Setiap pagi saat matahari baru terbit, wajan penggorengan di bawah pohon besar mulai mengeluarkan suara desis “cesss”. Potongan demi potongan kue lobak digoreng hingga keemasan oleh Lai Kuo-cheng sang pemilik, sementara istrinya, Hsieh Pei-chun, sibuk menyajikan saus dan membungkus pesanan. Kue lobak yang renyah di luar dan lembut di dalam, dimakan bersama minuman sari beras buatan sendiri, ditambahkan lagi dengan sup darah babi atau sup miso campur, menjadi sarapan bergizi dan penuh energi.

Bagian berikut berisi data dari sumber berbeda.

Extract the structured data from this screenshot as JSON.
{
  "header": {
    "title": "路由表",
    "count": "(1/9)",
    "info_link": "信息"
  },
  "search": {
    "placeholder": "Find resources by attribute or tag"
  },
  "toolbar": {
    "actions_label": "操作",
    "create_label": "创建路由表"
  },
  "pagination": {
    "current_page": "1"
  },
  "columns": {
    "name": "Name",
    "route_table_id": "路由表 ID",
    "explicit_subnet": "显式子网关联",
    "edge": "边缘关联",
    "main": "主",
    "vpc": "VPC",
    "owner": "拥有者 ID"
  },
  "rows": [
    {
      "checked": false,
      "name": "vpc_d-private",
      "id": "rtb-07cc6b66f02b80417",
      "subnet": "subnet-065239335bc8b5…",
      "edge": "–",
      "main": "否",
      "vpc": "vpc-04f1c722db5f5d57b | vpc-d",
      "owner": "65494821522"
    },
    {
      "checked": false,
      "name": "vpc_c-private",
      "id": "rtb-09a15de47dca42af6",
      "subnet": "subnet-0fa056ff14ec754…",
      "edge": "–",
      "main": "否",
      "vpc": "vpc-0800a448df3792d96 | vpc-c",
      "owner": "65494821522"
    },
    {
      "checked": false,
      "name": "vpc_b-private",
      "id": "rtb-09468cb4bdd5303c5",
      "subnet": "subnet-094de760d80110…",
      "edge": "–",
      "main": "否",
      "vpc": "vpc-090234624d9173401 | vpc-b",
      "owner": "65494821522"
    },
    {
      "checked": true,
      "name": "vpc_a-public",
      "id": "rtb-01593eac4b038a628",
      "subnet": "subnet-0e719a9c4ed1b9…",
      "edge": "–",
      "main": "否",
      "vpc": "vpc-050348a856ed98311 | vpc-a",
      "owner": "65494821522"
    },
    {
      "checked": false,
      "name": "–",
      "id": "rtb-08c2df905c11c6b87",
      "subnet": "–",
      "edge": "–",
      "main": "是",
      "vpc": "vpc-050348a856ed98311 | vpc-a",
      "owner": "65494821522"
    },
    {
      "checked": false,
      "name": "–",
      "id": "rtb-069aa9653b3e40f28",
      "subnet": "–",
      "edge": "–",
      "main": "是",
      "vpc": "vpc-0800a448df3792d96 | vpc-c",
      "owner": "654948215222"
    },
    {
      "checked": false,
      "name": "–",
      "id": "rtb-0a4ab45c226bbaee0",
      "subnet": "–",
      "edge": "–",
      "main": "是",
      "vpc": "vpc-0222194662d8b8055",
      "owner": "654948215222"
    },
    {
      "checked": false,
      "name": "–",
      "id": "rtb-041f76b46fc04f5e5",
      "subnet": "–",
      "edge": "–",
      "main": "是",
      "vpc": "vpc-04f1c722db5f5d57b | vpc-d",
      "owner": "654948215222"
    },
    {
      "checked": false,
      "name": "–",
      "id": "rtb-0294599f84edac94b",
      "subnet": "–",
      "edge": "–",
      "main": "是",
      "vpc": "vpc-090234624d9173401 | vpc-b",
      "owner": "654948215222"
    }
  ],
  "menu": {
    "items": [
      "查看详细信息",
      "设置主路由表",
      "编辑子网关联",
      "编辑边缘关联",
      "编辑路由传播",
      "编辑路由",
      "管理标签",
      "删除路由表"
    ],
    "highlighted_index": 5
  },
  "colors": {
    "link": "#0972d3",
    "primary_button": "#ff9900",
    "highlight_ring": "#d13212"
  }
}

Untuk menyediakan sarapan segar setiap hari, Lai Kuo-cheng sudah bangun pagi-pagi buta pukul 3.30. Selain persiapan membuka toko, ia juga harus menyelesaikan proses persiapan pembuatan kue lobak, seperti mengupas dan memarut lobak, serta menyiapkan bubur tepung beras basah. Ia menutup toko pada pukul 11 siang, lalu melanjutkan proses mengukus kue lobak sepanjang sore, hingga selesai menjelang malam. Setelah itu, kue dibiarkan dingin dan mengering secara alami semalaman, agar layak disajikan pada keesokan paginya.
Lai Kuo Cheng, pemilik toko Ah Niu’s Radish Cake, bersikeras menggunakan lobak lokal Taiwan. Ia sambil tertawa mengatakan, semakin pedas lobaknya, usai direbus mengilangkan bau langunya akan semakin manis rasanya. Mereka juga bersikeras menanam sendiri beras untuk membuat kue, demi memastikan kualitas. Ibunda Lai, Lai Zeng Mei-ye, bangun setiap pagi untuk menginspeksi ladang. Ia menuturkan kalau tanam sendiri, kita baru tahu bagus tidaknya kualitas beras itu. Untuk menjaga cita rasa yang “autentik”, kue lobak mereka dibuat 100% asli dari beras, termasuk minuman sari beras juga tanpa campuran tepung lain apapun. Tak heran jika aroma beras begitu kental dan murni saat disantap.
Lai Zeng Mei-ye yang berusia hampir 80 tahun, memperlihatkan bekas luka-luka di tangannya. Ia bercerita, dulu saat masih menggunakan kayu bakar, ia pernah terluka karena gergaji mesin saat membelah kayu. Sambil tertawa, ia bilang sekarang pakai gas, jauh lebih praktis. Melihat bentuk jari-jarinya yang agak berubah karena jahitan luka lama, membentuknya seperti sosok pejuang gagah yang telah menggunakan tangan itu untuk menjaga cita rasa tradisional Taiwan.
Perjalanan Lai Zeng Mei-ye belajar membuat kue lobak seperti cerminan hidup kebanyakan perempuan generasinya. Kue lobak adalah makanan wajib saat Tahun Baru Imlek, dan hampir semua wanita dulu pasti bisa membuatnya. Untuk menghidupi seluruh isi keluarga, ia dan suaminya mulai berjualan kue lobak di pinggir jalan. Sambil tertawa ia mengenang, hanya dapat NT$360 pada hari pertama jualan. Namun jajanan yang enak membuahkan reputasi. Kini, Ah Niu’s Radish Cake sudah menjadi tempat yang pasti didatangi warga lokal setiap hari, demikian pula menjadi tempat mampir wajib bagi para perantau saat pulang kampung .

Wajan penggorengan di bawah pohon besar mengeluarkan suara mendesis, kue lobak A Niu adalah cita rasa yang sulit dilupakan.

Zeng Zhao-hua (kiri) belajar cara membuat kue lobak dari ibu mertuanya, dan sekarang mengajarkannya langsung kepada putrinya.